China is the single largest U.S. creditor, holding $768 billion of Treasuries in March, up 56 percent in the last year.

Beside China, other Asian central banks have also been replenishing their foreign reserves. In April, reserves in Asia ex-China rose $15.2 billion to $2.46 trillion. [ID:nSP482212]

While some private economists said a U.S. downgrade is highly unlikely, none of the Asian officials who spoke to Reuters dismissed the possibility, though they said it would have a limited impact on their reserve management policy.

"Even if there is a risk of a U.S. downgrade it is not feasible for central banks to move investments quickly as it would have implications for the global markets," a senior Indian central bank official who was not authorised to speak with the media told Reuters.

"Moreover, U.S. markets are still the most liquid and the deepest in the world."

India has $260.63 billion in foreign reserves, the fifth-largest in the world. It has been rapidly adding to its Treasury holdings, owning $38.2 billion in March compared with $11.8 billion a year earlier, U.S. government data show.

Fears of a U.S. downgrade grew after Moody's Investors Services cut Japan's top credit rating in May and Standard & Poor's lowered its outlook on Britain's sovereign rating to negative, giving it a one-in-three chance of rating downgrade.

Worried investors pushed up the 10-year Treasury yield some 40 basis points in the last two weeks and knocked the dollar down to 2009 lows against the euro.

"A rating is one of many yardsticks we look at when we manage reserves.
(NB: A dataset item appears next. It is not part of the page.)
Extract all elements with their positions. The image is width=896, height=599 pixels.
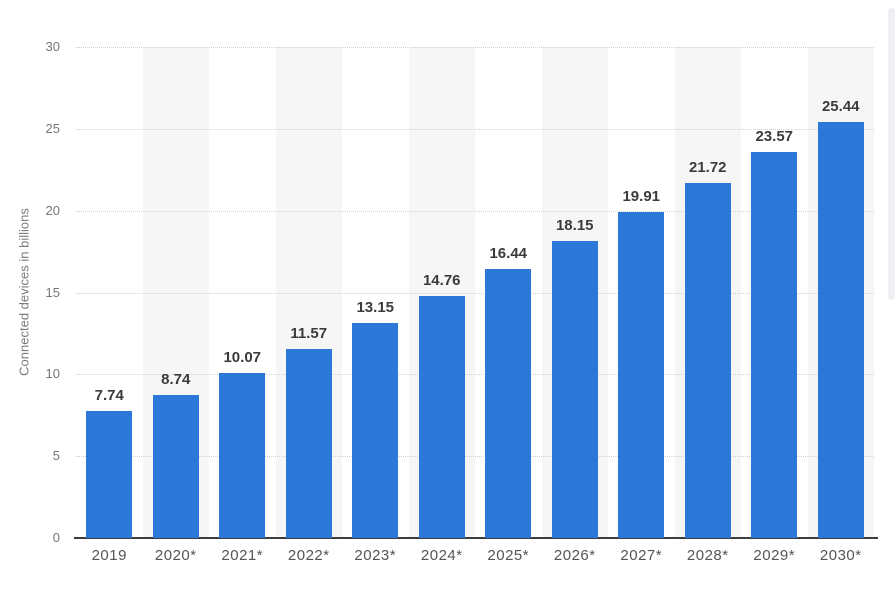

It's nothing more, nothing less," said a senior official at Japan's Ministry of Finance.

"Safety and liquidity are what we care about the most when we manage reserves," the official said.

Japan's foreign reserves were $1.01 trillion as of April, the second-largest stash of currency reserves in the world. Japan owned $687 billion in Treasuries at end-March, up 15 percent from a year ago.

STICKING WITH POLICY

Worries about the rapidly growing U.S. fiscal deficit and debasement of the dollar could keep upward pressure on Treasury yields, making it perhaps more attractive to put off purchases of U.S. debt and reach for higher yields later.

But reserve managers are more concerned with stability rather than returns.

In recent weeks, Chinese leaders and economists have expressed concern about the safety of their U.S. dollar-denominated debt.

But U.S. Treasury Secretary Timothy Geithner, who is in Beijing for meetings with Chinese leaders, said on Tuesday China expects the dollar to remain the prime global reserve currency and also was confident in the U.S. response to the financial crisis. [ID:nL2583776]

Sources who spoke to Reuters underscored the importance of holding dollars over other assets because of its stability.

"Even if the rating is cut, what will the rich countries buy?" said a senior official at a South Korean financial authority.

"Do you think they will hold the weakening dollars in cash? Will they buy gold or Chinese bonds? Never. They can't enter into the volatile commodities markets. You may say it is regrettable, but there are no alternatives."

Korea's foreign reserves, the sixth-largest in the world, had the biggest monthly rise ever in May to $226.77 billion.

While officials downplayed the impact of a U.S. downgrade on reserve policy, some market watchers in the private sector were already anticipating the chain reaction such a move would cause.

"Nowadays, the rating agencies are more careful than before, so they may react ahead of time," said Daniel Truchi, chief executive of SG Private Banking, a branch of Societe Generale, in Singapore.

"If we start downgrading government bonds, then what happens to the corporate bonds and equities? We are in a very dangerous zone."